With its 800×480 resolution screen, the slim, aluminum-encased Eee Keyboard PC can be used as standalone computer. But Asus expects most users of the Wi-Fi enabled computer to hook it up to an external monitor or television, allowing users to quickly turn any screen in the house into a Web surfing station or multimedia center.
First announced at International CES in January, Asus also had the two-pound Keyboard PC on display at the CeBIT trade show earlier this month, according to a five-minute YouTube video posted this week by gadget blog, UMPCportal.com. Asus chairman Jonney Shih reportedly said at CeBIT that the Keyboard PC will arrive in June.
Asus trailblazed netbooks in the fall of 2007 with its original Eee PC netbook. Since then, it has launched a wide variety of Eee netbook models, as well as net-top miniature desktop PCs such as its Mac Mini-like Eee Box and its Eee Top, a touch-screen all-in-one PC with LCD monitor.

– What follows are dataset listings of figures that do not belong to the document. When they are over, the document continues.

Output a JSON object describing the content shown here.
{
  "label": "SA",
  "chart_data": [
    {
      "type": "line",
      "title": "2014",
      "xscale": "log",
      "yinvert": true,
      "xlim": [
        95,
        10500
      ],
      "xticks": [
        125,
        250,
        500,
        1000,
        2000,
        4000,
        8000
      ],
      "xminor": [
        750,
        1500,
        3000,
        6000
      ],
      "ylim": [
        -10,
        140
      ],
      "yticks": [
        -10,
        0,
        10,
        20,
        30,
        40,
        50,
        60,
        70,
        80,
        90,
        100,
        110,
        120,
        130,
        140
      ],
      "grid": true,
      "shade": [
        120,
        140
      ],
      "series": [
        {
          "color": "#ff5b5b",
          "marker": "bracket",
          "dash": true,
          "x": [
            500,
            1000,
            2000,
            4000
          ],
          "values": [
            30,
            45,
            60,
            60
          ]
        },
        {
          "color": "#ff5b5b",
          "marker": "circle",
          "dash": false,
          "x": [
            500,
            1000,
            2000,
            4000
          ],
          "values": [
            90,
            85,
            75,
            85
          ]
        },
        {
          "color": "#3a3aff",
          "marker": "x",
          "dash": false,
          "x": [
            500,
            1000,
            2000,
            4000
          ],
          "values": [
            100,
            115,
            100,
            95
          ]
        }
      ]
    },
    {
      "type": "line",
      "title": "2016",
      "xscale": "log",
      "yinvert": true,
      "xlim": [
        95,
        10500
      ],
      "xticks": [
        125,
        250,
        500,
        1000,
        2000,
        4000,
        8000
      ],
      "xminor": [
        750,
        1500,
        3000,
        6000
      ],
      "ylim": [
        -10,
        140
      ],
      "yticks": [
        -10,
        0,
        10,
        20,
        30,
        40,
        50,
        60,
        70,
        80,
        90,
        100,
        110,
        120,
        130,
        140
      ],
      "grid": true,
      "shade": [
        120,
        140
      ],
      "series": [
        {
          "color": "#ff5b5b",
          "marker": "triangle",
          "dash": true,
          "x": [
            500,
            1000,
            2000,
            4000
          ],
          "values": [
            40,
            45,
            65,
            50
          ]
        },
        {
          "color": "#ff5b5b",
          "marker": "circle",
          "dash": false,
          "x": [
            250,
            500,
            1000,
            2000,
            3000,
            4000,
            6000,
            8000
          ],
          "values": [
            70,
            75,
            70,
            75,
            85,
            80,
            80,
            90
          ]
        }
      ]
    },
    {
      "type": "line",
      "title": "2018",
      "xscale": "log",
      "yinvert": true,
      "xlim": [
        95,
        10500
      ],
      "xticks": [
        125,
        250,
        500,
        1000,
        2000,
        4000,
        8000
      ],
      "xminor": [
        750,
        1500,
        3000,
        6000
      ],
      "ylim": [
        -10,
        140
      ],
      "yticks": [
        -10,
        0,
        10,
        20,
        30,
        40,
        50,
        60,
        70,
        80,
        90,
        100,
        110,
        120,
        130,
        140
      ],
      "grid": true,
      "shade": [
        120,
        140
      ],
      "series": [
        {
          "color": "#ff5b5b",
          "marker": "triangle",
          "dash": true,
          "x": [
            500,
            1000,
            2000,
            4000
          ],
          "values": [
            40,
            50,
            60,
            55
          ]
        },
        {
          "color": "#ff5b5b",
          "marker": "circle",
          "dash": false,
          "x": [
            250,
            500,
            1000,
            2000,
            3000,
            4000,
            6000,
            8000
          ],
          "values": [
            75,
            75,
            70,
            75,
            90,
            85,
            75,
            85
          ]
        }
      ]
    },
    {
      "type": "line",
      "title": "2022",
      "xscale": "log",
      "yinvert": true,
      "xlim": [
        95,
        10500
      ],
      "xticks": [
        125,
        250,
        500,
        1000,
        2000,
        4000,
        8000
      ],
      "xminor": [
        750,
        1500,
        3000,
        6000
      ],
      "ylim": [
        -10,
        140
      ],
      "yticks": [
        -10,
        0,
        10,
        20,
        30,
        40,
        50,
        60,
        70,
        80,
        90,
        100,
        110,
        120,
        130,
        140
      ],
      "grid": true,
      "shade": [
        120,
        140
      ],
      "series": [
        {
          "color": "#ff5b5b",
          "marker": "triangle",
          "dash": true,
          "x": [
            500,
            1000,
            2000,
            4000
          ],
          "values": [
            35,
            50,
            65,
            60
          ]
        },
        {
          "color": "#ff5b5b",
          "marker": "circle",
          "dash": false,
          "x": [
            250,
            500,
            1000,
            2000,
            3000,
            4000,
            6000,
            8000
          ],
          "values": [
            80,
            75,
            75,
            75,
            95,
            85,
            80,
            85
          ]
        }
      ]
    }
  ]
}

The Keyboard PC is Asus’ latest, most creative experiment in net-top, or small desktop PCs. Like its netbook and net-top Eees, the Keyboard PC will be powered by an Intel Atom N270 1.6 GHz processor. It will come with 1GB of RAM and either 16GB or 32GB of solid-state disk storage.
It will run Windows XP Home Edition and will come with wireless 802.11 b/g/n and Bluetooth 2.0 connectivity. It sports flat wide keys, similar to Apple Inc.’s MacBook Pro, and appears, according to UMPCportal.com’s video, to be able to run just on battery power, like a notebook computer.
As it did with its original seven-inch LCD Eee netbook, Asus has created a user interface optimized for the Keyboard PC’s small on-board screen. Called EeeFun, it uses large icons so that even sausage-fingered users can press them.
Though optimized for Web surfing, the Keyboard PC also works as a media center PC, allowing users to watch movies on their home theater television or listen to music. Users might also choose to add an external DVD drive via an USB port, or stream video from a home server or network-attached drive via the Keyboard PC’s Wi-Fi.
The Keyboard PC’s price will reportedly start at about US$400 for the model with VGA connectivity, scaling up to $600 for one that can wirelessly connect to HDMI televisions.